Aus Hunger entsteht Krieg
Auf dem Land setzt sich unsere Partnerorganisation für die Verbesserung der natürlichen Lebensbedingungen ein. Frauen arbeiten in einer Genossenschaft zusammen, tauschen sich aus und erzeugen landwirtschaftliche Produkte. Martha Sophia ist überzeugt: „Ohne eigenes Einkommen bleibt man als Frau auf der Strecke.“ Ihr Mann unterstützt sie in ihrem Engagement, was für Männer in Kolumbien eher außergewöhnlich ist.
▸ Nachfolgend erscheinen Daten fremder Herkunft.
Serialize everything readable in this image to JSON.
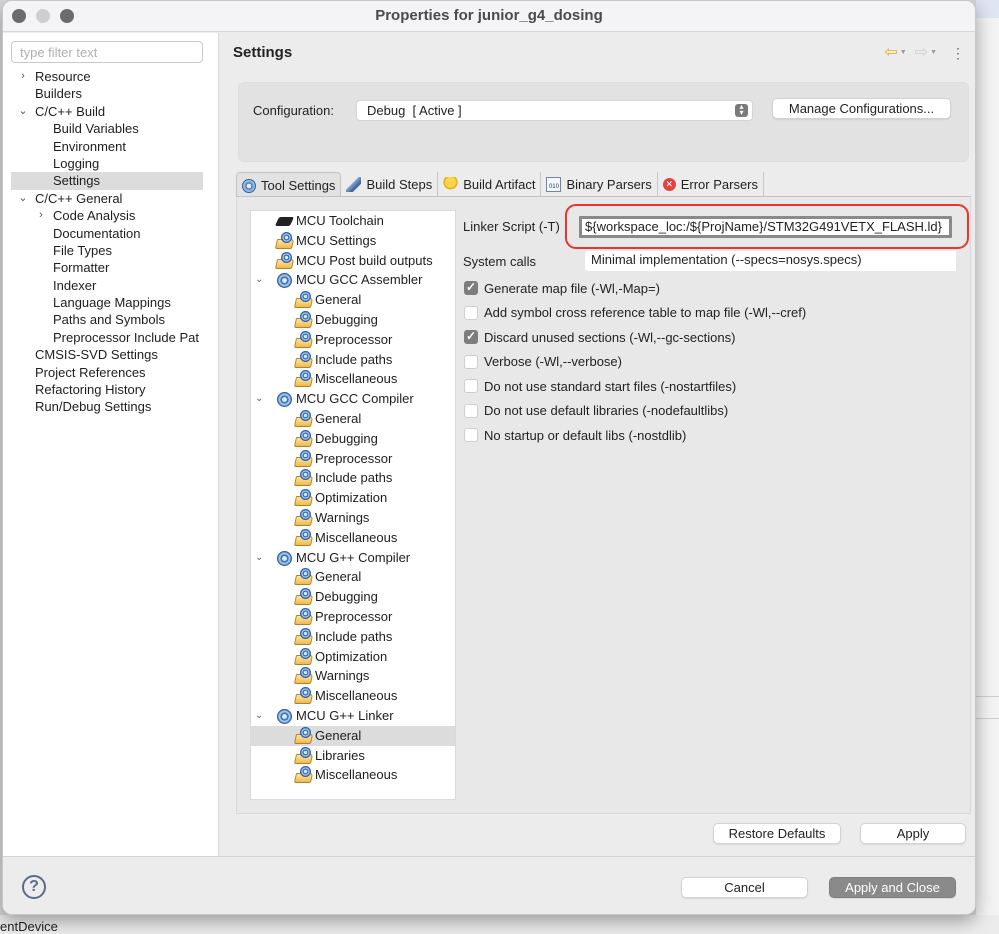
{
  "window": {
    "title": "Properties for junior_g4_dosing"
  },
  "left_nav": {
    "filter_placeholder": "type filter text",
    "items": [
      {
        "label": "Resource",
        "level": 0,
        "chevron": "›"
      },
      {
        "label": "Builders",
        "level": 0,
        "chevron": ""
      },
      {
        "label": "C/C++ Build",
        "level": 0,
        "chevron": "⌄"
      },
      {
        "label": "Build Variables",
        "level": 1,
        "chevron": ""
      },
      {
        "label": "Environment",
        "level": 1,
        "chevron": ""
      },
      {
        "label": "Logging",
        "level": 1,
        "chevron": ""
      },
      {
        "label": "Settings",
        "level": 1,
        "chevron": "",
        "selected": true
      },
      {
        "label": "C/C++ General",
        "level": 0,
        "chevron": "⌄"
      },
      {
        "label": "Code Analysis",
        "level": 1,
        "chevron": "›"
      },
      {
        "label": "Documentation",
        "level": 1,
        "chevron": ""
      },
      {
        "label": "File Types",
        "level": 1,
        "chevron": ""
      },
      {
        "label": "Formatter",
        "level": 1,
        "chevron": ""
      },
      {
        "label": "Indexer",
        "level": 1,
        "chevron": ""
      },
      {
        "label": "Language Mappings",
        "level": 1,
        "chevron": ""
      },
      {
        "label": "Paths and Symbols",
        "level": 1,
        "chevron": ""
      },
      {
        "label": "Preprocessor Include Pat",
        "level": 1,
        "chevron": ""
      },
      {
        "label": "CMSIS-SVD Settings",
        "level": 0,
        "chevron": ""
      },
      {
        "label": "Project References",
        "level": 0,
        "chevron": ""
      },
      {
        "label": "Refactoring History",
        "level": 0,
        "chevron": ""
      },
      {
        "label": "Run/Debug Settings",
        "level": 0,
        "chevron": ""
      }
    ]
  },
  "settings": {
    "title": "Settings",
    "nav_icons": {
      "back": "back-arrow-icon",
      "forward": "forward-arrow-icon",
      "menu": "view-menu-icon"
    },
    "configuration_label": "Configuration:",
    "configuration_value": "Debug  [ Active ]",
    "manage_button": "Manage Configurations...",
    "tabs": [
      {
        "label": "Tool Settings",
        "icon": "tool-settings-icon",
        "active": true
      },
      {
        "label": "Build Steps",
        "icon": "build-steps-icon"
      },
      {
        "label": "Build Artifact",
        "icon": "build-artifact-icon"
      },
      {
        "label": "Binary Parsers",
        "icon": "binary-parsers-icon"
      },
      {
        "label": "Error Parsers",
        "icon": "error-parsers-icon"
      }
    ],
    "tool_tree": [
      {
        "label": "MCU Toolchain",
        "level": 0,
        "icon": "chip"
      },
      {
        "label": "MCU Settings",
        "level": 0,
        "icon": "folder-gear"
      },
      {
        "label": "MCU Post build outputs",
        "level": 0,
        "icon": "folder-gear"
      },
      {
        "label": "MCU GCC Assembler",
        "level": 0,
        "icon": "gear",
        "expanded": true
      },
      {
        "label": "General",
        "level": 1,
        "icon": "folder-gear"
      },
      {
        "label": "Debugging",
        "level": 1,
        "icon": "folder-gear"
      },
      {
        "label": "Preprocessor",
        "level": 1,
        "icon": "folder-gear"
      },
      {
        "label": "Include paths",
        "level": 1,
        "icon": "folder-gear"
      },
      {
        "label": "Miscellaneous",
        "level": 1,
        "icon": "folder-gear"
      },
      {
        "label": "MCU GCC Compiler",
        "level": 0,
        "icon": "gear",
        "expanded": true
      },
      {
        "label": "General",
        "level": 1,
        "icon": "folder-gear"
      },
      {
        "label": "Debugging",
        "level": 1,
        "icon": "folder-gear"
      },
      {
        "label": "Preprocessor",
        "level": 1,
        "icon": "folder-gear"
      },
      {
        "label": "Include paths",
        "level": 1,
        "icon": "folder-gear"
      },
      {
        "label": "Optimization",
        "level": 1,
        "icon": "folder-gear"
      },
      {
        "label": "Warnings",
        "level": 1,
        "icon": "folder-gear"
      },
      {
        "label": "Miscellaneous",
        "level": 1,
        "icon": "folder-gear"
      },
      {
        "label": "MCU G++ Compiler",
        "level": 0,
        "icon": "gear",
        "expanded": true
      },
      {
        "label": "General",
        "level": 1,
        "icon": "folder-gear"
      },
      {
        "label": "Debugging",
        "level": 1,
        "icon": "folder-gear"
      },
      {
        "label": "Preprocessor",
        "level": 1,
        "icon": "folder-gear"
      },
      {
        "label": "Include paths",
        "level": 1,
        "icon": "folder-gear"
      },
      {
        "label": "Optimization",
        "level": 1,
        "icon": "folder-gear"
      },
      {
        "label": "Warnings",
        "level": 1,
        "icon": "folder-gear"
      },
      {
        "label": "Miscellaneous",
        "level": 1,
        "icon": "folder-gear"
      },
      {
        "label": "MCU G++ Linker",
        "level": 0,
        "icon": "gear",
        "expanded": true
      },
      {
        "label": "General",
        "level": 1,
        "icon": "folder-gear",
        "selected": true
      },
      {
        "label": "Libraries",
        "level": 1,
        "icon": "folder-gear"
      },
      {
        "label": "Miscellaneous",
        "level": 1,
        "icon": "folder-gear"
      }
    ],
    "linker_script_label": "Linker Script (-T)",
    "linker_script_value": "${workspace_loc:/${ProjName}/STM32G491VETX_FLASH.ld}",
    "system_calls_label": "System calls",
    "system_calls_value": "Minimal implementation (--specs=nosys.specs)",
    "options": [
      {
        "label": "Generate map file (-Wl,-Map=)",
        "checked": true
      },
      {
        "label": "Add symbol cross reference table to map file (-Wl,--cref)",
        "checked": false
      },
      {
        "label": "Discard unused sections (-Wl,--gc-sections)",
        "checked": true
      },
      {
        "label": "Verbose (-Wl,--verbose)",
        "checked": false
      },
      {
        "label": "Do not use standard start files (-nostartfiles)",
        "checked": false
      },
      {
        "label": "Do not use default libraries (-nodefaultlibs)",
        "checked": false
      },
      {
        "label": "No startup or default libs (-nostdlib)",
        "checked": false
      }
    ],
    "restore_defaults": "Restore Defaults",
    "apply": "Apply"
  },
  "footer": {
    "help": "?",
    "cancel": "Cancel",
    "apply_and_close": "Apply and Close"
  },
  "background": {
    "partial_text": "entDevice"
  },
  "colors": {
    "highlight_ring": "#e8362a",
    "selected_row": "#dcdcdc",
    "primary_button": "#8a8a8a"
  }
}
Martha Sophias Familie hat ein schwerer Schicksalsschlag getroffen. Ihr Sohn ist auf eine Anti-Personen-Mine getreten, dabei hat er beide Augen und ein Bein verloren. Martha Sophia verspürt deswegen keine Rachegefühle. Seitdem setzt sie sich umso mehr für ein friedvolles Zusammenleben ein. Denn Vergeben und Verzeihen auf der Seite der Opfer, das über die Oberfläche hinausgeht, setzt einen Prozess in Bewegung, aus dem Heilung und Versöhnung entstehen kann.
Als Bäuerin blickt Martha Sophia auf die Friedensarbeit und meint: „Wir machen Frieden indem wir anpflanzen. Denn aus Hunger entsteht Krieg.“
In der Fastenzeit werden viele Frauen aktiv, sie schenken Fastensuppe aus und stillen den Hunger von Menschen. Dafür bitten sie um eine Spende. Heuer fühlen sie sich besonders verbunden mit den Frauen in Kolumbien. Mit jeder Spende wird ein Beitrag zum Frieden geleistet.